Todos deberíamos saber hablarnos, preguntarnos cada día un ¿Cómo estás? alto y claro. Y contestarnos, claro. Nos pasamos la vida atendiendo necesidades ajenas: en el trabajo, con la familia, entre amigos. Y no charlamos con nosotras mismas. Así nos va. Los “tengo que” se nos amontonan en el cuerpo, en el coco y en la garganta, y atascan a los “quiero”. Nos escondemos bajo una ristra enorme de responsabilidades que, según nosotras, convierten en imposible el libre albedrío. Evitamos mirarnos en el espejo, vaya a ser que lo que nos devuelva no nos guste, vaya a ser que nos plantee dudas, vaya a ser que nos despierte las ganas de cambiar algo.

Eso sí, con nuestras amigas lo tenemos clarinete: sabemos qué es lo mejor para ellas, pocas veces nos equivocamos. Han de hacer lo que más les convenga. Arréglalo cuanto antes, no esperes un día más, has venido aquí a ser feliz. Y lo sueltas y te quedas tan a gusto. Lo de mirar hacia dentro es harina de otro costal. Siempre hay una excusa para seguir en la rueda de hámster. Llevamos la falta de tiempo para pensar agarrada a la espalda cual koala. Ni tenemos tiempo, ni ganas de tenerlo.

Con suerte, algunas nos rodeamos de gente que nos recuerda que somos importantes, que rebozarse en la propia porquería no es lo más sano del mundo y que, por suerte o por desgracia, somos las conductoras de nuestra propia vida. O deberíamos.
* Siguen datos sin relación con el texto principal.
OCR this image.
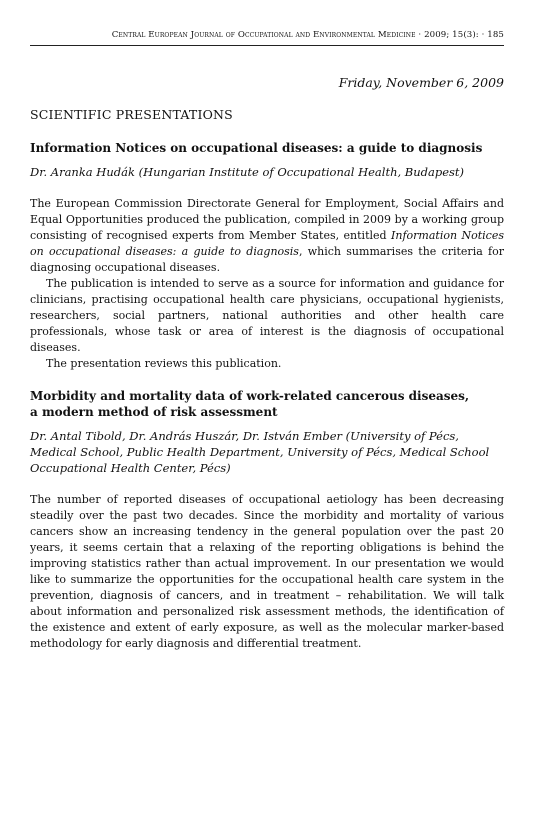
Central European Journal of Occupational and Environmental Medicine · 2009; 15(3): · 185
Friday, November 6, 2009
SCIENTIFIC PRESENTATIONS
Information Notices on occupational diseases: a guide to diagnosis
Dr. Aranka Hudák (Hungarian Institute of Occupational Health, Budapest)

The European Commission Directorate General for Employment, Social Affairs and Equal Opportunities produced the publication, compiled in 2009 by a working group consisting of recognised experts from Member States, entitled Information Notices on occupational diseases: a guide to diagnosis, which summarises the criteria for diagnosing occupational diseases.

The publication is intended to serve as a source for information and guidance for clinicians, practising occupational health care physicians, occupational hygienists, researchers, social partners, national authorities and other health care professionals, whose task or area of interest is the diagnosis of occupational diseases.

The presentation reviews this publication.

Morbidity and mortality data of work-related cancerous diseases,
a modern method of risk assessment
Dr. Antal Tibold, Dr. András Huszár, Dr. István Ember (University of Pécs,
Medical School, Public Health Department, University of Pécs, Medical School
Occupational Health Center, Pécs)

The number of reported diseases of occupational aetiology has been decreasing steadily over the past two decades. Since the morbidity and mortality of various cancers show an increasing tendency in the general population over the past 20 years, it seems certain that a relaxing of the reporting obligations is behind the improving statistics rather than actual improvement. In our presentation we would like to summarize the opportunities for the occupational health care system in the prevention, diagnosis of cancers, and in treatment – rehabilitation. We will talk about information and personalized risk assessment methods, the identification of the existence and extent of early exposure, as well as the molecular marker-based methodology for early diagnosis and differential treatment.
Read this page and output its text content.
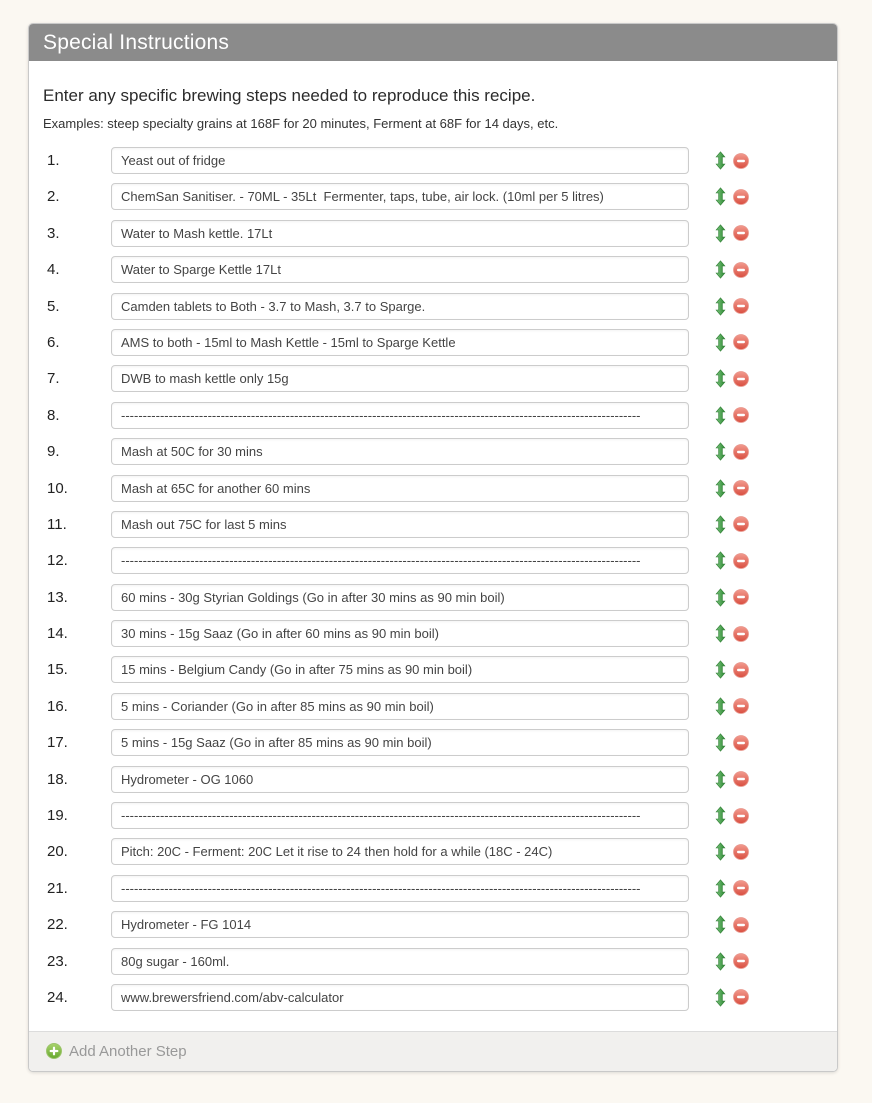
Special Instructions
Enter any specific brewing steps needed to reproduce this recipe.
Examples: steep specialty grains at 168F for 20 minutes, Ferment at 68F for 14 days, etc.
1.
Yeast out of fridge
2.
ChemSan Sanitiser. - 70ML - 35Lt Fermenter, taps, tube, air lock. (10ml per 5 litres)
3.
Water to Mash kettle. 17Lt
4.
Water to Sparge Kettle 17Lt
5.
Camden tablets to Both - 3.7 to Mash, 3.7 to Sparge.
6.
AMS to both - 15ml to Mash Kettle - 15ml to Sparge Kettle
7.
DWB to mash kettle only 15g
8.
------------------------------------------------------------------------------------------------------------------------
9.
Mash at 50C for 30 mins
10.
Mash at 65C for another 60 mins
11.
Mash out 75C for last 5 mins
12.
------------------------------------------------------------------------------------------------------------------------
13.
60 mins - 30g Styrian Goldings (Go in after 30 mins as 90 min boil)
14.
30 mins - 15g Saaz (Go in after 60 mins as 90 min boil)
15.
15 mins - Belgium Candy (Go in after 75 mins as 90 min boil)
16.
5 mins - Coriander (Go in after 85 mins as 90 min boil)
17.
5 mins - 15g Saaz (Go in after 85 mins as 90 min boil)
18.
Hydrometer - OG 1060
19.
------------------------------------------------------------------------------------------------------------------------
20.
Pitch: 20C - Ferment: 20C Let it rise to 24 then hold for a while (18C - 24C)
21.
------------------------------------------------------------------------------------------------------------------------
22.
Hydrometer - FG 1014
23.
80g sugar - 160ml.
24.
www.brewersfriend.com/abv-calculator
Add Another Step
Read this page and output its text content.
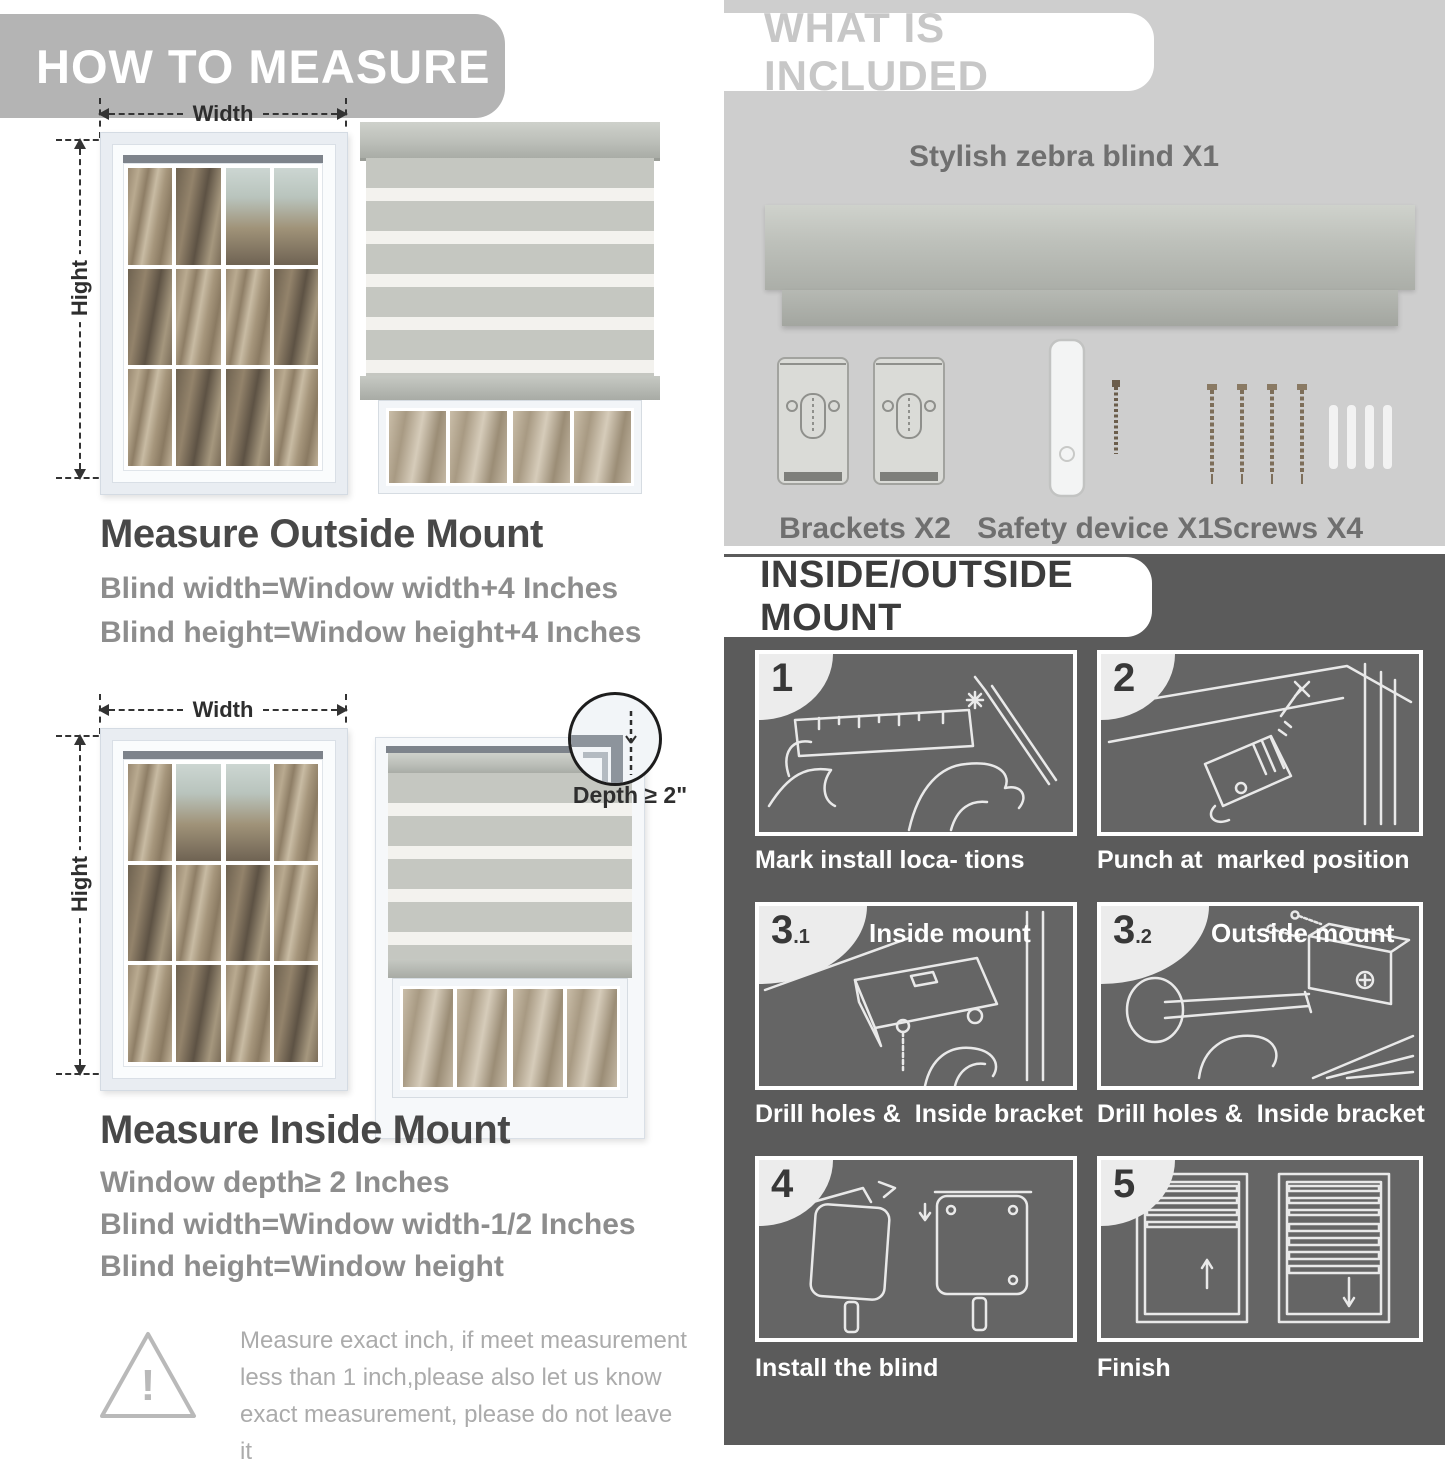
HOW TO MEASURE
Width
Hight
Measure Outside Mount
Blind width=Window width+4 Inches
Blind height=Window height+4 Inches
Width
Hight
Depth ≥ 2"
Measure Inside Mount
Window depth≥ 2 Inches
Blind width=Window width-1/2 Inches
Blind height=Window height
!
Measure exact inch, if meet measurement less than 1 inch,please also let us know exact measurement, please do not leave it
WHAT IS INCLUDED
Stylish zebra blind X1
Brackets X2 Safety device X1 Screws X4
INSIDE/OUTSIDE MOUNT
1
Mark install loca- tions
2
Punch at  marked position
3 .1 Inside mount
Drill holes &  Inside bracket
3 .2 Outside mount
Drill holes &  Inside bracket
4
Install the blind
5
Finish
O llega un momento de esos que suponen un antes y un después. Un hostión de realidad que te deja totalmente loca y te sitúa al borde del precipicio. Mira, maja, o agarras las riendas o esto se va a la mierda del todo. Ojalá no hiciera falta llegar a ese punto, pero así somos. Y entonces, el desastre te obliga a poner cada cosa en su cajón, a hacerte las preguntas correctas, a contestarlas porque no te queda más remedio, porque nadie lo va a hacer por ti, porque la alternativa es un agujero negro interminable. Ay, ojalá lo hubiera pensado antes, ojalá hubiera observado mi personaje en esta peli para darme cuenta de que no me gustaba un pelo. A ese personaje le arrastraba la inercia, no se hacía caso alguno. Ha vivido durante años según lo que otros esperaban, sin plantearse si eso era lo que a ella le apetecía. No recuerda en qué momento dejó de soñar, de saber qué quería, de hablarse para algo que no fuera machacarse con la ristra de tareas pendientes. El piloto automático la ha poseído por completo. Cómo salgo de aquí.

Nadie viene con el mapa hacia la plenitud bajo el brazo. No hay una lista de respuestas correctas, pero sí de preguntas que dan mucho miedito: ¿qué quiero hacer? ¿Quién soy? ¿Qué necesito? ¿Dónde quiero estar? ¿De quién quiero rodearme? Si hoy volviera diez años atrás, ¿tomaría las mismas decisiones? Y, a partir de ahí, todo depende de ti, de tus ganas de llevar y no sobrellevar.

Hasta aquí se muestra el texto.